Bilateral simultaneous optic neuropathy in adults: clinical, imaging, serological, and genetic studies

Abstract

To elucidate the cause(s) of acute or subacute bilateral simultaneous optic neuropathy (BSON) in adult life, a follow up study of 23 patients was performed with clinical assessment, brain MRI, HLA typing, and mitochondrial DNA analysis. The results of CSF electrophoresis were available from previous investigations in 11 patients. At follow up, five (22%) had developed clinically definite multiple sclerosis, four (17%) had mitochondrial DNA point mutations indicating a diagnosis of Leber's hereditary optic neuropathy (LHON). The remaining 14 patients (61%) still had clinically isolated BSON a mean of 50 months after the onset of visual symptoms: three of 14 (21%) had multiple MRI white matter lesions compatible with multiple sclerosis, three of 14 (21%) had the multiple sclerosis associated HLA-DR15/DQw6 haplotype, and one of seven tested had CSF oligoclonal IgG bands; in total only five (36%) had one or more of these risk factors.

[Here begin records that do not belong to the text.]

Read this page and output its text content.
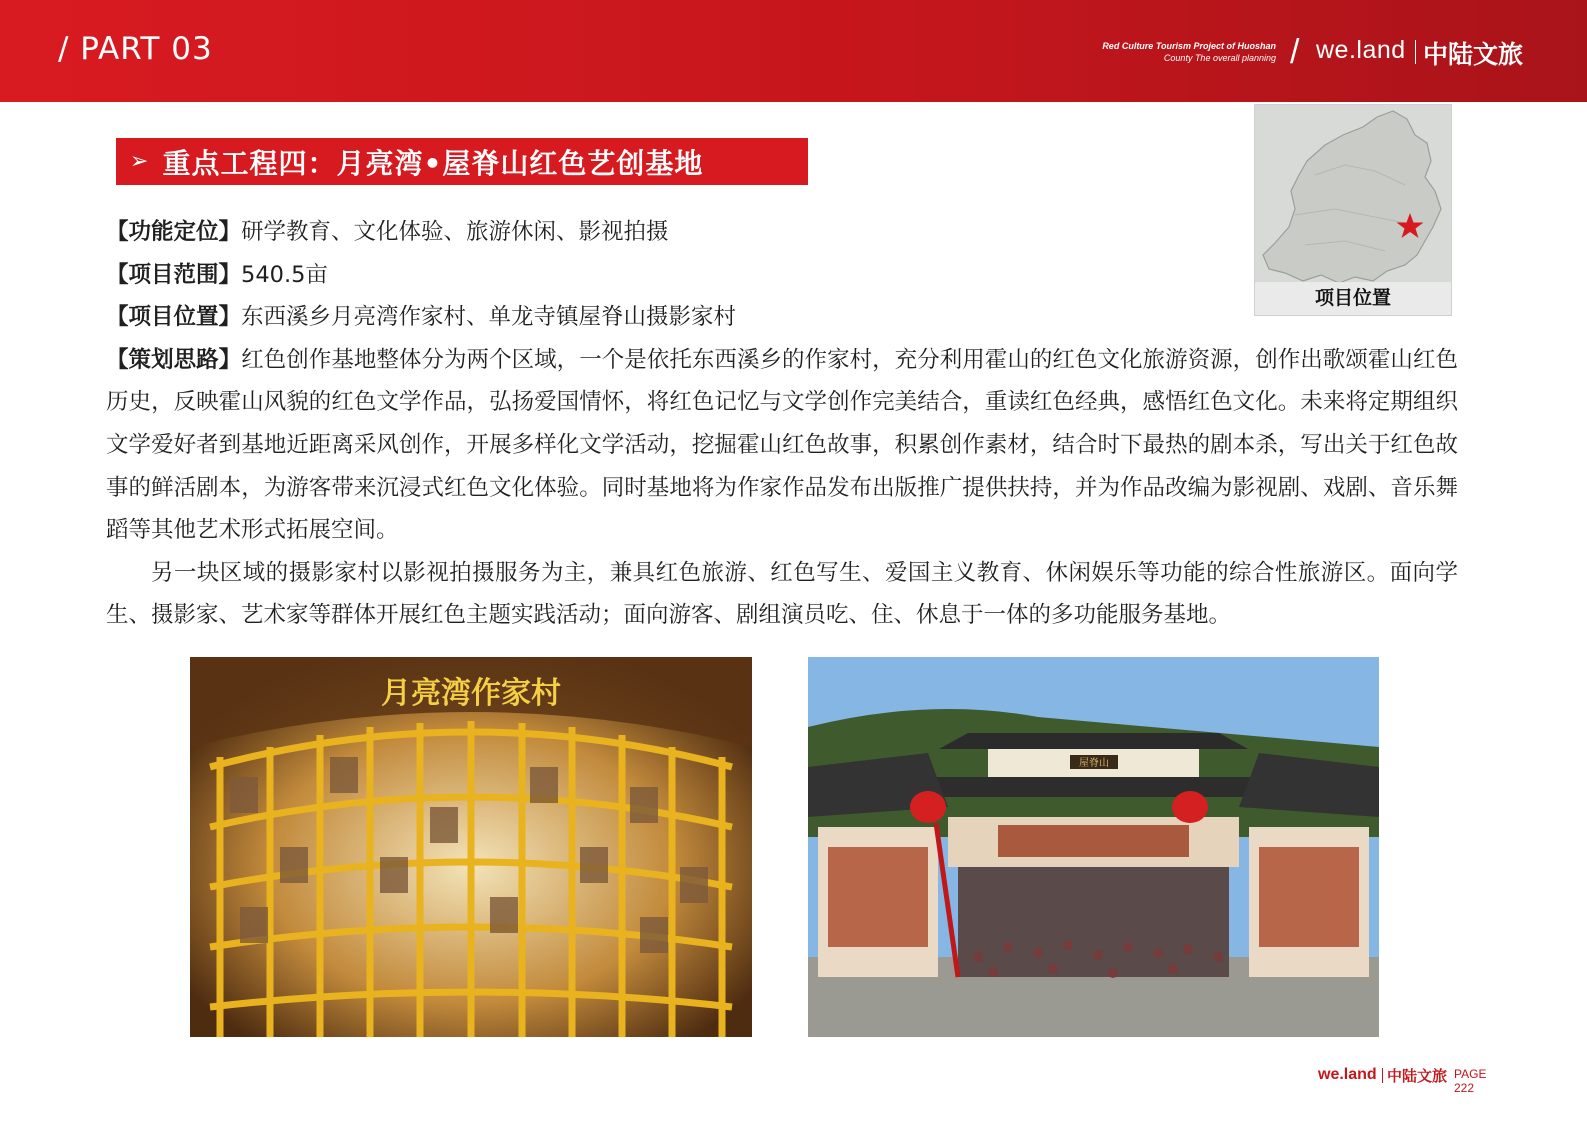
/ PART 03	Red Culture Tourism Project of Huoshan
County The overall planning / we.land 中陆文旅
➢ 重点工程四：月亮湾•屋脊山红色艺创基地
项目位置
【功能定位】研学教育、文化体验、旅游休闲、影视拍摄
【项目范围】540.5亩
【项目位置】东西溪乡月亮湾作家村、单龙寺镇屋脊山摄影家村
【策划思路】红色创作基地整体分为两个区域，一个是依托东西溪乡的作家村，充分利用霍山的红色文化旅游资源，创作出歌颂霍山红色历史，反映霍山风貌的红色文学作品，弘扬爱国情怀，将红色记忆与文学创作完美结合，重读红色经典，感悟红色文化。未来将定期组织文学爱好者到基地近距离采风创作，开展多样化文学活动，挖掘霍山红色故事，积累创作素材，结合时下最热的剧本杀，写出关于红色故事的鲜活剧本，为游客带来沉浸式红色文化体验。同时基地将为作家作品发布出版推广提供扶持，并为作品改编为影视剧、戏剧、音乐舞蹈等其他艺术形式拓展空间。
另一块区域的摄影家村以影视拍摄服务为主，兼具红色旅游、红色写生、爱国主义教育、休闲娱乐等功能的综合性旅游区。面向学生、摄影家、艺术家等群体开展红色主题实践活动；面向游客、剧组演员吃、住、休息于一体的多功能服务基地。
月亮湾作家村
屋脊山
we.land 中陆文旅 PAGE
222
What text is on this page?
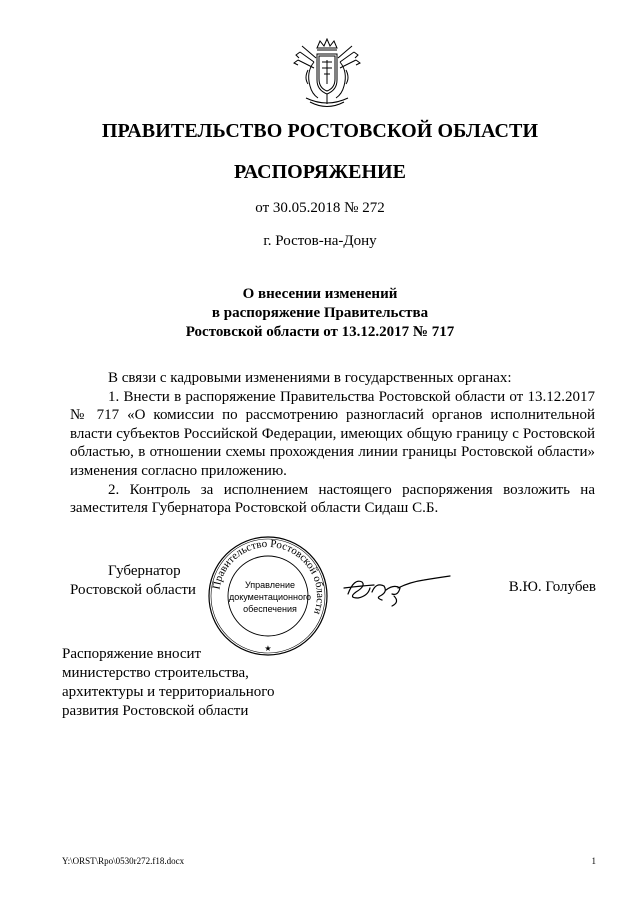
ПРАВИТЕЛЬСТВО РОСТОВСКОЙ ОБЛАСТИ
РАСПОРЯЖЕНИЕ
от 30.05.2018 № 272
г. Ростов-на-Дону
О внесении изменений
в распоряжение Правительства
Ростовской области от 13.12.2017 № 717

В связи с кадровыми изменениями в государственных органах:

1. Внести в распоряжение Правительства Ростовской области от 13.12.2017 № 717 «О комиссии по рассмотрению разногласий органов исполнительной власти субъектов Российской Федерации, имеющих общую границу с Ростовской областью, в отношении схемы прохождения линии границы Ростовской области» изменения согласно приложению.

2. Контроль за исполнением настоящего распоряжения возложить на заместителя Губернатора Ростовской области Сидаш С.Б.

Губернатор
Ростовской области	Правительство Ростовской области
Управление
документационного
обеспечения
★
В.Ю. Голубев
Распоряжение вносит
министерство строительства,
архитектуры и территориального
развития Ростовской области
Y:\ORST\Rpo\0530r272.f18.docx	1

The low frequency of risk factors for the development of multiple sclerosis in these 14 patients suggests that few will develop multiple sclerosis with more prolonged follow up. It is concluded that: (a) about 20% of cases of BSON without affected relatives are due to LHON; (b) multiple sclerosis develops after BSON in at least 20% of cases, but the long term conversion rate is likely to be considerably less than the rate of over 70% seen after an episode of acute unilateral optic neuritis in adult life.